Written by Andrew Marshall

Posted on 6 October 2012

The worst-kept secret in Naypyitaw, the eerily under-populated capital of Myanmar, is who lives in a new bungalow in its dusty northern suburbs.

The house looks unwelcoming, and perhaps it’s meant to. It is painted a penitential shade of beige and ringed by a high fence topped with razor wire. “To protect against enemies,” said a guard through a mouthful of betel juice, before shutting the heavy wooden gate that separates Naypyitaw’s famous new resident, Aung San Suu Kyi, from a curious world.

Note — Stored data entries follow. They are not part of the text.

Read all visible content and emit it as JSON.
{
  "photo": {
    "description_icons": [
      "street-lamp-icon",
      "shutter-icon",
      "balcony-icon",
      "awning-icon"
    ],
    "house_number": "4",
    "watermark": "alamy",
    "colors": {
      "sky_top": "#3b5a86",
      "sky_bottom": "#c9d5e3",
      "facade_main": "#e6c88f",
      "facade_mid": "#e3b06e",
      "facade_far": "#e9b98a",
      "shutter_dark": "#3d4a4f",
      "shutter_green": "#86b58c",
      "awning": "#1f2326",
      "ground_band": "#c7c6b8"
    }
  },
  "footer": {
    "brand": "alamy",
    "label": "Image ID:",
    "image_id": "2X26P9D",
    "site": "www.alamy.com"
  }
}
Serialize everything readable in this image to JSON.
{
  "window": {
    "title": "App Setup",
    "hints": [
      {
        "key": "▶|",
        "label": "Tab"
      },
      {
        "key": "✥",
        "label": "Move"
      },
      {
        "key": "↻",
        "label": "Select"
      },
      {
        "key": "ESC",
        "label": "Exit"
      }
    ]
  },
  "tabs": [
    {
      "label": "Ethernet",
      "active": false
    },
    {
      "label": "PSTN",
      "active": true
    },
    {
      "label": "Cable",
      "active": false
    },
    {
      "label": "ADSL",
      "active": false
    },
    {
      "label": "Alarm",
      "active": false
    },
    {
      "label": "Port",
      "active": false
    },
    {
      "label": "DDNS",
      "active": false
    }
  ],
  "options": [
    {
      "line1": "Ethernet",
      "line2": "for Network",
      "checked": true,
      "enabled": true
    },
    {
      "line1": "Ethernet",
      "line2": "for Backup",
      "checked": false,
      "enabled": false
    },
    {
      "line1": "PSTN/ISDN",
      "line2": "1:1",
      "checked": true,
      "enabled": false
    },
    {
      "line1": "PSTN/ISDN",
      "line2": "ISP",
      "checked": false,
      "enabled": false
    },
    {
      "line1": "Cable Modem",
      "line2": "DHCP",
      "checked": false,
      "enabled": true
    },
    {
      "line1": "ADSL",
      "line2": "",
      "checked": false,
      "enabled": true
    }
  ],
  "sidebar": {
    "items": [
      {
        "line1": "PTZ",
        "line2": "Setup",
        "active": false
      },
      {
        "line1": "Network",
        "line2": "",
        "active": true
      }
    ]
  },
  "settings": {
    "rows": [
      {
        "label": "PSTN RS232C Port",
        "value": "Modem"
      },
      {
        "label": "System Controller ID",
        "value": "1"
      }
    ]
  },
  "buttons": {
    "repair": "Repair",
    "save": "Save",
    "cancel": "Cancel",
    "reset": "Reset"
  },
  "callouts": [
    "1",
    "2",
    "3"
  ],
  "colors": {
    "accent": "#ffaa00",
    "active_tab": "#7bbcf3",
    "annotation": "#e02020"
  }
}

Suu Kyi rented the house after she and 42 other National League for Democracy (NLD) candidates won seats in April by-elections. I visited Naypyitaw twice to research my Special Report for Reuters on the Nobel Peace Prize laureate.

Men in green arrive at parliament

The parliamentary complex is, like the city itself, sprawling and half-deserted. Suu Kyi walked its well-polished hallways with a slow, loose-limbed stride not often seen in public, where her bodyguards must hustle her through media scrums, and where fans sometimes lunge or yank her aside. She seemed at home there.

”I don’t know about ‘at home,’ but my dog seems to like this place,” she told me, hurrying up the steps of the Lower House building. (Her dog, Tai Chi Toe, is a gift from her son Kim Aris.)

In Myanmar’s half-cocked democracy, the constitution reserves a quarter of parliamentary seats for military delegates. Most are mid-ranking army officers, all are men. They keep their distance from Suu Kyi, and not only because she wants to re-write the constitution and eject them from parliament. They’re also star-struck. “They want to make friends with her, but they are a little shy,” said NLD spokesman Ohn Kyaing.

The military delegates wear uniforms and occupy one side of the chamber in a solid block of green. Suu Kyi sits nearby, ramrod-straight, studiously taking notes. Most of the MPs applaud the speaker’s pronouncements, but not Suu Kyi. “Why should she clap?” said her personal assistant Dr Ma Nge, watching with me from the press gallery. “This is work.”